The decision is sure to stir up a hornet's nest, especially given the public's furor over the mismanagement that led to Credit Suisse's downfall. Many view the bank's top leadership as responsible for years of questionable decisions and scandals that ultimately led to its collapse and the government-backed rescue.
UBS, on the other hand, has remained silent on the matter, stating simply that it "takes note of the decision." The FDF, however, has expressed its intention to analyze the ruling and "consider an appeal" to the Supreme Court. The FDF also plans to make decisions in the near future on separate proposals regarding banker accountability and the blocking or retroactive withdrawal of bonuses.
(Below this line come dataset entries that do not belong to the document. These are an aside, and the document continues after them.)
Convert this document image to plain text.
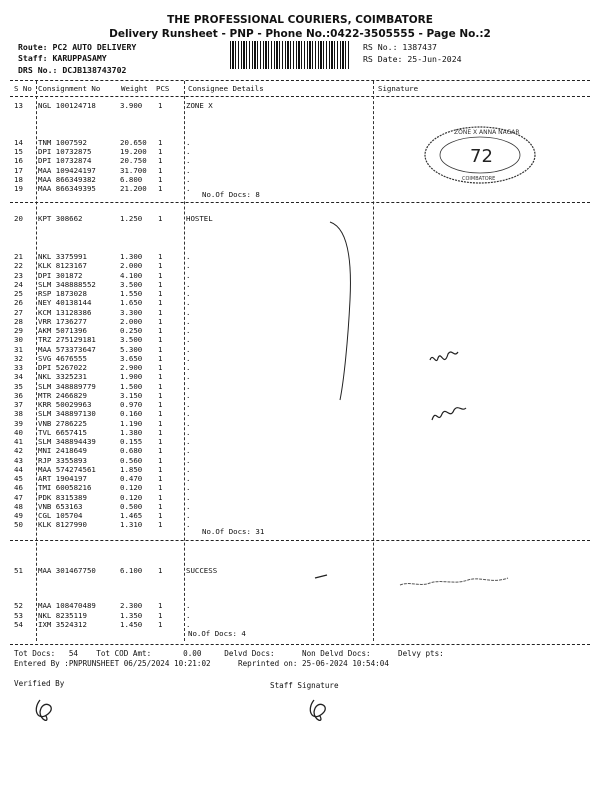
THE PROFESSIONAL COURIERS, COIMBATORE
Delivery Runsheet - PNP - Phone No.:0422-3505555 - Page No.:2
Route: PC2 AUTO DELIVERY
Staff: KARUPPASAMY
DRS No.: DCJB138743702
RS No.: 1387437
RS Date: 25-Jun-2024
S No Consignment No	Weight PCS	Consignee Details	Signature
13 NGL 100124718	3.900 1	ZONE X
14 TNM 1007592	20.650 1	.
15 DPI 10732875	19.200 1	.
16 DPI 10732874	20.750 1	.
17 MAA 109424197	31.700 1	.
18 MAA 866349382	6.800 1	.
19 MAA 866349395	21.200 1	.
No.Of Docs: 8
20 KPT 308662	1.250 1	HOSTEL
21 NKL 3375991	1.300 1	.
22 KLK 8123167	2.000 1	.
23 DPI 301872	4.100 1	.
24 SLM 348888552	3.500 1	.
25 RSP 1873028	1.550 1	.
26 NEY 40138144	1.650 1	.
27 KCM 13128386	3.300 1	.
28 VRR 1736277	2.000 1	.
29 AKM 5071396	0.250 1	.
30 TRZ 275129181	3.500 1	.
31 MAA 573373647	5.300 1	.
32 SVG 4676555	3.650 1	.
33 DPI 5267022	2.900 1	.
34 NKL 3325231	1.900 1	.
35 SLM 348889779	1.500 1	.
36 MTR 2466829	3.150 1	.
37 KRR 50029963	0.970 1	.
38 SLM 348897130	0.160 1	.
39 VNB 2786225	1.190 1	.
40 TVL 6657415	1.380 1	.
41 SLM 348894439	0.155 1	.
42 MNI 2418649	0.680 1	.
43 RJP 3355893	0.560 1	.
44 MAA 574274561	1.850 1	.
45 ART 1904197	0.470 1	.
46 TMI 60058216	0.120 1	.
47 PDK 8315389	0.120 1	.
48 VNB 653163	0.500 1	.
49 CGL 105704	1.465 1	.
50 KLK 8127990	1.310 1	.
No.Of Docs: 31
51 MAA 301467750	6.100 1	SUCCESS
52 MAA 108470489	2.300 1	.
53 NKL 8235119	1.350 1	.
54 IXM 3524312	1.450 1	.
No.Of Docs: 4
ZONE X ANNA NAGAR
COIMBATORE
72
Tot Docs:   54    Tot COD Amt:       0.00     Delvd Docs:      Non Delvd Docs:      Delvy pts:
Entered By :PNPRUNSHEET 06/25/2024 10:21:02      Reprinted on: 25-06-2024 10:54:04
Verified By	Staff Signature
Remuneration in the financial services sector has been a hot-button issue in Switzerland, especially since the demise of Credit Suisse. UBS CEO, Sergio Ermotti, is currently Europe's best-paid bank CEO, pocketing SFr14.9mn ($17.8mn) last year.
UBS is preparing itself for the government to unveil draft legislation on reforms to bank capital rules next month, which the lender has warned could increase its capital requirements by up to $25bn. The regulatory uncertainty has taken a toll on the Swiss bank's share price, leading to Santander ousting UBS as continental Europe's most valuable lender last month.
[1] Source: Swiss Federal Administrative Court decision[3] Source: Switzerandrailway.com's in-depth report on the Credit Suisse matter.
In light of the Swiss Federal Administrative Court's decision, it is clear that the reduction of bonuses for former Credit Suisse bankers, following the bank's merger with UBS, was deemed unlawful due to the Federal Department of Finance's lack of legal authority. This ruling may have significant implications for financial business practices in Switzerland, particularly in the realm of remuneration in the financial services sector.